The market added $52 billion in new value since July. Tether’s USDT leads with $177 billion in circulation. Circle’s USDC holds $75.2 billion according to CoinGecko.
Tushar Jain from Multicoin Capital said the GENIUS Act ends banks’ ability to pay minimal interest to depositors. He expects tech giants like Meta, Google, and Apple to launch stablecoins that compete with traditional banks.
Interest Rate Gap Drives Adoption
US banks pay an average 0.40% interest on savings accounts. European banks offer 0.25% according to Stripe CEO Patrick Collison. Stablecoins provide much higher returns.
Tether’s USDT offers 4.02% yield on the Aave platform. Circle’s USDC provides 3.69% through the same service. This 10x difference in rates is pushing depositors toward crypto.
PayPal’s PYUSD showed the strongest growth. The stablecoin supply jumped 117% in one month to $2.5 billion. Since July, PYUSD tripled from $800 million.
PYUSD pays holders 4% rewards monthly. Other yield-bearing stablecoins like BlackRock’s BUIDL and Ethena’s USDe also grew double digits last month.

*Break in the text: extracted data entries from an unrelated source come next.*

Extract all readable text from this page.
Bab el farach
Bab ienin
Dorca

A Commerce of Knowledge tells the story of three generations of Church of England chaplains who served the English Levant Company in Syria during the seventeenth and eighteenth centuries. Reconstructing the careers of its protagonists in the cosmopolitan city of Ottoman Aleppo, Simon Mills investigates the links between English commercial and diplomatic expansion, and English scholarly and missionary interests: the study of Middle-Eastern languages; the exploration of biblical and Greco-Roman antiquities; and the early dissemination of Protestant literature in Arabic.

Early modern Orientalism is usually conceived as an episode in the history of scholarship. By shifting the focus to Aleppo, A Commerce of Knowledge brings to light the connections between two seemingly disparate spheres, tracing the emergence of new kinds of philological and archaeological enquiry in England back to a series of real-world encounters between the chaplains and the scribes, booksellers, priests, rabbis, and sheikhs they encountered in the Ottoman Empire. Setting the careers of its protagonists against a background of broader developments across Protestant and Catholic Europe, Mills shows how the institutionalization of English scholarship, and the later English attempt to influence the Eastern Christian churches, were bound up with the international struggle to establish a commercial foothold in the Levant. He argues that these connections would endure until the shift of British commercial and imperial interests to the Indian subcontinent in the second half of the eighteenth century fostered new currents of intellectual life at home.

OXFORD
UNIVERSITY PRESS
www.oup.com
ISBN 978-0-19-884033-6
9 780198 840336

The GENIUS Act prohibits stablecoin issuers from paying interest directly to holders. However, a loophole lets them offer yields through affiliate partners like crypto exchanges.
Banks Push Back Against Stablecoin Yields
Banking groups asked regulators to close this loophole in August. They argue yield-bearing stablecoins threaten the traditional banking system.

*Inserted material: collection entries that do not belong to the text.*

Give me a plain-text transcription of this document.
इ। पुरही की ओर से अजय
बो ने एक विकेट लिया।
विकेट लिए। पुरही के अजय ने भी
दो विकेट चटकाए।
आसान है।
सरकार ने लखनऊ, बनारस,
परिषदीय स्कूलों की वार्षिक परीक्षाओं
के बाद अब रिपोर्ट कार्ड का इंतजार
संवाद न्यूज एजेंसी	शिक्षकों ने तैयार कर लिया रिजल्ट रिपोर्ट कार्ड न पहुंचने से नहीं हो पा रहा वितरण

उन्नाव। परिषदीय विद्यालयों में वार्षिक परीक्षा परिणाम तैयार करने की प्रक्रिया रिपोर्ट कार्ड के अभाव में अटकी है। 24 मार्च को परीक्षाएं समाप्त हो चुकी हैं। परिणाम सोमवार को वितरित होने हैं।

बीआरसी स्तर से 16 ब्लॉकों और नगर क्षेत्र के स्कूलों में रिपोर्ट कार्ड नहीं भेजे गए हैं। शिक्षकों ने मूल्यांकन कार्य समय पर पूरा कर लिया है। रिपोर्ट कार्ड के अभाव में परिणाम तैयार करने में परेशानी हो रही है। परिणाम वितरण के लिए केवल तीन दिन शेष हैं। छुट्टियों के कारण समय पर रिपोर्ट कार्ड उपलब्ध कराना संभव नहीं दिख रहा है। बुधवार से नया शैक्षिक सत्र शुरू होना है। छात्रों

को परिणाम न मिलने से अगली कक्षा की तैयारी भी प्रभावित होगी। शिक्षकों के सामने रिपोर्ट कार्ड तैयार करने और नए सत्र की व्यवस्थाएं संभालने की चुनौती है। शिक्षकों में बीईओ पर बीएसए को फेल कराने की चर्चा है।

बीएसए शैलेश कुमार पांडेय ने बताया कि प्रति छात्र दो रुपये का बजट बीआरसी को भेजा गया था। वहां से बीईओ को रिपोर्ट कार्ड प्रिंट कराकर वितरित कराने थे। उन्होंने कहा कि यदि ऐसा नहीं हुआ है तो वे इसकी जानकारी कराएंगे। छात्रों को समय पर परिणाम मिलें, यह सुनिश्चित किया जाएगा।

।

Banks need customer deposits to fund their lending operations. The Bank Policy Institute warned deposit flight would reduce credit creation and increase loan costs.
The US Treasury estimated mass stablecoin adoption could trigger $6.6 trillion in deposit outflows. This prediction came in an April 2025 report.
Jain said banks will need to pay higher interest rates to compete. He predicted bank earnings would suffer as they share more profits with depositors.
Coinbase CEO Brian Armstrong criticized banks for trying to ban stablecoin interest. He called it an attempt to maintain a monopoly. Armstrong said banks should build better products instead of blocking competition.
Tech Giants Explore Stablecoin Launch
Fortune reported in June that Apple, Google, Airbnb, and X were exploring stablecoin issuance. These companies see stablecoins as tools to lower payment fees and improve cross-border transactions.
No announcements have followed since the initial report. The banking lobby continues targeting the CLARITY Act discussions to ban stablecoin yields.
The Treasury Department forecasts the stablecoin market will reach $2 trillion by 2028. This represents 566% growth from current levels.